В первые месяцы своей деятельности Коленька разъезжал по городу в дворцовом экипаже, запряженном парой лошадей из императорских конюшен, но к апрелю в его распоряжении сверх того находилась уже целая автобаза: личная машина Николая Хохлова, еще одна легковая машина, два грузовика и мотоциклетка. Производственные плакатные мастерские были завалены работой и распространились из бывшего батального класса на целый ряд других помещений. Пришлось организовать подсобные столярно-плотничные, а заодно и швейные мастерские, отвести комнаты для комиссии по приему заказов, для «девизной комиссии», для службы связей… Наиболее подходящим и созвучным эпохе деятелем Академии оказался представитель профсоюза строительных и малярных рабочих. Коленька метался на своей машине по городу — из Смольного в отдел управления Петросовета, оттуда — к Нарвским воротам, от Нарвских ворот к Московской заставе, совсем как Антонов-Овсеенко в октябре. Стоял веселый прохладный апрель, приближались белые ночи.
Веселый, довольный и слегка утомленный собственной энергией, Коленька сидит в мягком кресле, в квартире на Фурштадской. Дэви Шапкин, так и не вернувшийся в Бобруйск, расположился с ногами на диване, надвинув папаху на уши. Шапкину поручено «музыкальное оформление» первомайских шествий. Серый полумрак затянувшегося весеннего вечера заволакивает комнату.

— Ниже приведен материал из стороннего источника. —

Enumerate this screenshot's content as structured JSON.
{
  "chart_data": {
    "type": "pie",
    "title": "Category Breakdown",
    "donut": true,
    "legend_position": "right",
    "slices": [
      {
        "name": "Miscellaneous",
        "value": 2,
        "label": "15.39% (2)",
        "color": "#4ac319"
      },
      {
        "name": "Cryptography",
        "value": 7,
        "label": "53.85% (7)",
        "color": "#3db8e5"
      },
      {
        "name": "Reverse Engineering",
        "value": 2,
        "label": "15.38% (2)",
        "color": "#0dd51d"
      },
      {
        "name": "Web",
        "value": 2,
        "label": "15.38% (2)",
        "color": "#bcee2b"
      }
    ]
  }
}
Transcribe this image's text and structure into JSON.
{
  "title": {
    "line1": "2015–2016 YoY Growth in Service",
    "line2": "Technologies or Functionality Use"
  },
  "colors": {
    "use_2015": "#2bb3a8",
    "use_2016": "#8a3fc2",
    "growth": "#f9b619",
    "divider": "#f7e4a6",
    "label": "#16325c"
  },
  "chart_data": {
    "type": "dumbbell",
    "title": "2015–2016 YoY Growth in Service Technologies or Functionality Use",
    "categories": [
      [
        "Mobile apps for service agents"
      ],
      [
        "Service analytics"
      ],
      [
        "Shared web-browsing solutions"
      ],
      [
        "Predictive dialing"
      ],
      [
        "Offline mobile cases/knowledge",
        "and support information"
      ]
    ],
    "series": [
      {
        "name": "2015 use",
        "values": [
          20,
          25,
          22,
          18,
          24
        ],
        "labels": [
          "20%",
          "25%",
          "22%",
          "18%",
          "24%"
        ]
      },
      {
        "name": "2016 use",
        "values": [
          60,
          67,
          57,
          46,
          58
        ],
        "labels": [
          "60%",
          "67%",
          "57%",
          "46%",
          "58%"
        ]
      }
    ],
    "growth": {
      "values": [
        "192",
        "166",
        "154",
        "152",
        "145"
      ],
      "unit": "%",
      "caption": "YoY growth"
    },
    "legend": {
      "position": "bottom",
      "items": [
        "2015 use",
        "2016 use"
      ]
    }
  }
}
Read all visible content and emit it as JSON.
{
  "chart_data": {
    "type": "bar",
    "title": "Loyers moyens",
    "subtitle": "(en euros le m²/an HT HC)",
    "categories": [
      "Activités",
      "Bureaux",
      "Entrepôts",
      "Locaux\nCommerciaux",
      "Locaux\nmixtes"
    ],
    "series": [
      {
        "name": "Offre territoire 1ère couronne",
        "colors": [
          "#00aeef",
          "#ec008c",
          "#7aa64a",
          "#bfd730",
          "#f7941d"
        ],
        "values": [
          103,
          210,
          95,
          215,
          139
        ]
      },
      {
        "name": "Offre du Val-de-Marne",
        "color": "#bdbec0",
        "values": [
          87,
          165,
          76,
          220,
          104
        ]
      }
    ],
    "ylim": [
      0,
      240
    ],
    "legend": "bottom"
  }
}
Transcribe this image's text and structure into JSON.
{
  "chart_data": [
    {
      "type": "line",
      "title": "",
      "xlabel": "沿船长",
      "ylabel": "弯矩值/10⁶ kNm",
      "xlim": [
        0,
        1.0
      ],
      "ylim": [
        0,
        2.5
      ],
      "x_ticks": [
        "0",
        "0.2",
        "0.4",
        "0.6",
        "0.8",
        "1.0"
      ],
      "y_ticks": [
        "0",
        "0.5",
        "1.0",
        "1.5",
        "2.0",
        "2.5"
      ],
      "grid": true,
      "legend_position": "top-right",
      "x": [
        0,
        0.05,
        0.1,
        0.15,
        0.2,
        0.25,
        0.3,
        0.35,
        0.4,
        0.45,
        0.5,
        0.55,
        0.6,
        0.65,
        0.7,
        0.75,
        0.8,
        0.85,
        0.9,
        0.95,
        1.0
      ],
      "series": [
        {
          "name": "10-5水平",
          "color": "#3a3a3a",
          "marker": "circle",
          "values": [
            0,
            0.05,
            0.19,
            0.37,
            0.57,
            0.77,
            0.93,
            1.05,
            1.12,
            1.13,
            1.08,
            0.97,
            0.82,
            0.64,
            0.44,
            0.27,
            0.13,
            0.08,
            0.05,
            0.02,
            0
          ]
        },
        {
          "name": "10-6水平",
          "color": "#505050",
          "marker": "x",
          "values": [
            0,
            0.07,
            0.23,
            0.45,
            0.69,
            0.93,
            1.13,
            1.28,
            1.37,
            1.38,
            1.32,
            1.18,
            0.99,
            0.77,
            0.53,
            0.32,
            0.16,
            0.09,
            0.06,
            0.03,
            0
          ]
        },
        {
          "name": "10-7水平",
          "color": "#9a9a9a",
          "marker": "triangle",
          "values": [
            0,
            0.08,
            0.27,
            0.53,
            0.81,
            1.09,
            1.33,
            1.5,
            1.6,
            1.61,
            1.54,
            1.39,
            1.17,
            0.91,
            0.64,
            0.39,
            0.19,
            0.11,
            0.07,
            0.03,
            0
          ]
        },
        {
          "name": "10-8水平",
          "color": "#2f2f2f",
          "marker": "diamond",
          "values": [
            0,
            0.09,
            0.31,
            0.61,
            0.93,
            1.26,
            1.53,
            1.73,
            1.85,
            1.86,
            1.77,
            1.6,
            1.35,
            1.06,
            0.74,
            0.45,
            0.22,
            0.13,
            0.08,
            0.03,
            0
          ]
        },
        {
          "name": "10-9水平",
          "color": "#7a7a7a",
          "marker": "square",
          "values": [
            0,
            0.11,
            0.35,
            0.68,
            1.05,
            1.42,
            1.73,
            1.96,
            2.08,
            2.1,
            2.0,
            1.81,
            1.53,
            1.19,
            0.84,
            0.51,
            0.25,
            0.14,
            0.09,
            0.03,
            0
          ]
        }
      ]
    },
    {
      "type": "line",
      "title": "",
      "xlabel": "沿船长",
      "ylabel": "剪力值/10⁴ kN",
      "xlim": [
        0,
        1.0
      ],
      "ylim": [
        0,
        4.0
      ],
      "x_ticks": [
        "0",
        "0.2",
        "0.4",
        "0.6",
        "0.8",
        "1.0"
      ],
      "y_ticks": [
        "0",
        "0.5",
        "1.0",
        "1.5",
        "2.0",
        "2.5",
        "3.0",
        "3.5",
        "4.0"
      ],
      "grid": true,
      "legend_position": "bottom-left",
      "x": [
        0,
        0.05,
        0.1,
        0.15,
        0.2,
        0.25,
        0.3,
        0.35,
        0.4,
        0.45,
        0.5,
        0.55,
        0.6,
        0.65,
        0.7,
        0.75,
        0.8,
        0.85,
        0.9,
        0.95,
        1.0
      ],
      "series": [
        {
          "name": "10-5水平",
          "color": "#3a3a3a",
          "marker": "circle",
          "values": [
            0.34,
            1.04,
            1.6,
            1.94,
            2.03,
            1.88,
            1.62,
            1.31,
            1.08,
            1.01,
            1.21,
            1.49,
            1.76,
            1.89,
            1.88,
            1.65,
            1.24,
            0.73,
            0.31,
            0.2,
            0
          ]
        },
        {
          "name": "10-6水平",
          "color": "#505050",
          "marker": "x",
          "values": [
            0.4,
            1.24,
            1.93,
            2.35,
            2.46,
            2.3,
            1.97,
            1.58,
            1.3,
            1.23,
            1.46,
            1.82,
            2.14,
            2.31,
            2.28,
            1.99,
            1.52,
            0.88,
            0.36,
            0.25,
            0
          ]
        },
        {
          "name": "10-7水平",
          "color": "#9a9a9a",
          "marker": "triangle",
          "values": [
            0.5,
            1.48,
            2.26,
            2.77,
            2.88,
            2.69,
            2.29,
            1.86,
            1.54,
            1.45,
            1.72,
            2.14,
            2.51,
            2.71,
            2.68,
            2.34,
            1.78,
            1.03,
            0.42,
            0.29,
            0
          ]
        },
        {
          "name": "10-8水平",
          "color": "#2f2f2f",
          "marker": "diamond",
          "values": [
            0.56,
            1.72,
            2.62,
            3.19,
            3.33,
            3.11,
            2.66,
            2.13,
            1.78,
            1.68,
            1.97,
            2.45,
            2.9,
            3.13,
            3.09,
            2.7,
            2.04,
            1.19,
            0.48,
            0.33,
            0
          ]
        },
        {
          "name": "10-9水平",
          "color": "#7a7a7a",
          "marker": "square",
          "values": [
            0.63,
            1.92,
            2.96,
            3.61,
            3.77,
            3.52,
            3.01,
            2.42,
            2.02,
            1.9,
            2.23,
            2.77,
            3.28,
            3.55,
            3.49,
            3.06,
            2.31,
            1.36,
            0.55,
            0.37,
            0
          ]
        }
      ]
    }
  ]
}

Шапкин: Скажите, пожалуйста, в Библии сказано что-нибудь вроде: тощая корова пожрала толстую, или наоборот? Если наоборот, то это даже не газетный случай, а так себе — банальность, сплошная «Травиата». Если не наоборот, то это Дэви Шапкин пожрал Глазунова. Дэви Шапкин — тощий тапер, Глазунов — толстый ректор консерватории. При этом — оба с абсолютным слухом. Этот рыжий тип три раза гонял меня с экзамена, ну так теперь я ему напхаю гвоздей в мошонку. Прогресс состоит в конкуренции, я тебя спрашиваю, или нет? Вчера Дэви Шапкин не дал слова этому симфонисту, сегодня я сокращу ему паек, а завтра он будет махать палочкой на Гороховой!
Коленька: Послушай, Шапкин, ты просто местечковый прохвост. Таких, как ты, нужно травить, пока не выведутся.
Шапкин: Твоих кацапских борзых не хватит.
Коленька: Борзые тут ни при чем: травить персидским порошком. Ты не находишь?
Шапкин: Не нахожу. А впрочем, за что, скажите, пожалуйста?
Коленька: Сними папаху, грязная сволочь!
Шапкин: Папаху снял. Дальше что?
Коленька: Теперь посмотрим, как ты будешь строить консерваторию без симфониста. Строитель Сольнес.
Шапкин: А ты как твою Академию строишь? Сфинксов еще не повернул задами навстречу?
Коленька: Мне, по крайней мере, смешно от всей этой волынки, а ты зол на весь мир. Я разрушаю ненужный хлам. Ломка. Пафос. Раз — и на матрас!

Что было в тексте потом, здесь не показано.